March 12, 2018 09:00 AM
 
Regulations limit commercial truckers to 11 hours of driving time and 14 consecutive hours of on-duty time in any 24-hour period. Once drivers reach that limit they must pull over and wait 10 hours before driving again.

Representatives of the National Pork Producers Council (NPPC) met recently with Federal Motor Carrier Safety Administration (FMCSA) Administrator Raymond Martinez, “urging his agency to come up with equipment and rules related to interstate trucking that meet the unique needs of the livestock industry,” NPPC said in its weekly Capitol Report.

According to NPPC, the Department of Transportation (DOT) in 2015 issued a regulation that all commercial truckers replace their paper driving logs with Electronic Logging Devices (ELDs) by Dec. 18, 2017.

“Livestock haulers got a 90-day waiver, which expires March 18, from the ELD mandate because,” argued NPPC, “it is incompatible with DOT’s Hours of Service (HOS) rules.”

Those regulations limit commercial truckers to 11 hours of driving time and 14 consecutive hours of on-duty time in any 24-hour period.
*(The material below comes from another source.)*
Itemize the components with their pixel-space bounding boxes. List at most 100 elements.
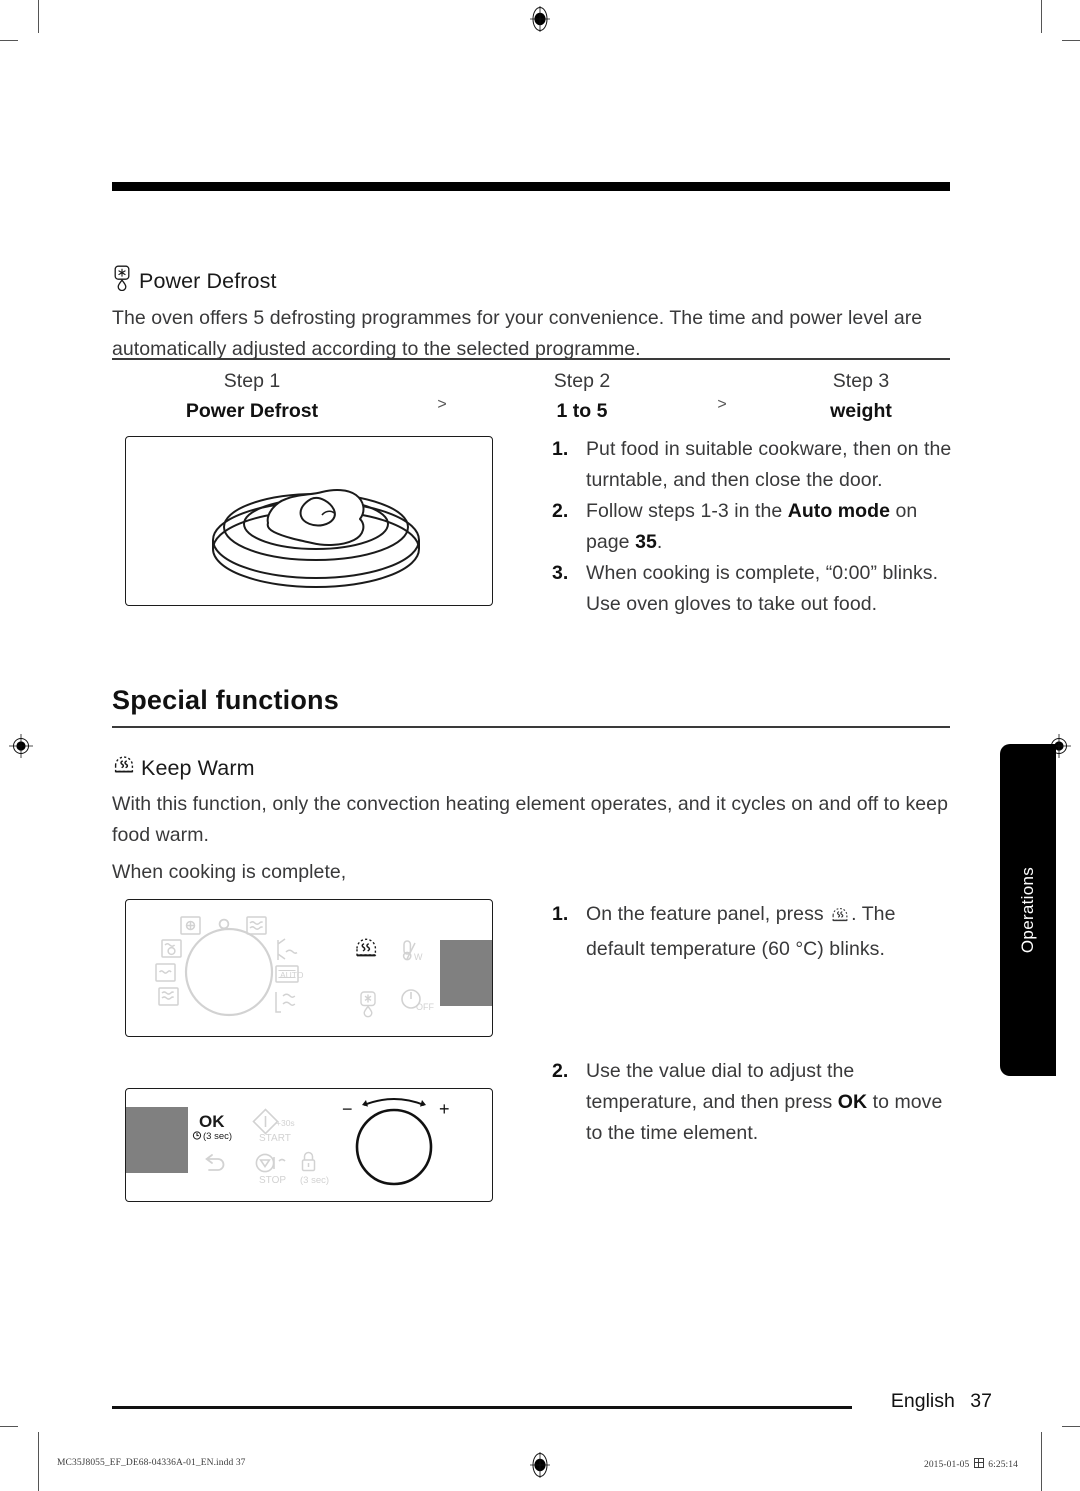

Once drivers reach that limit, NPPC explains they must pull over and wait 10 hours before driving again.

“Truckers hauling livestock within a 150-air-mile radius of the location at which the animals were loaded are exempt from the HOS rules, but the exemption is not uniformly recognized and its implementation varies by state,” NPPC says.

In a hearing last week before the House Transportation and Infrastructure Committee, lawmakers questioned DOT Secretary Elaine Chao about the two regulations and about her agency’s efforts to fix the problem for livestock haulers. The secretary – and Administrator Martinez in his meeting with NPPC and other groups – said DOT is working on a solution.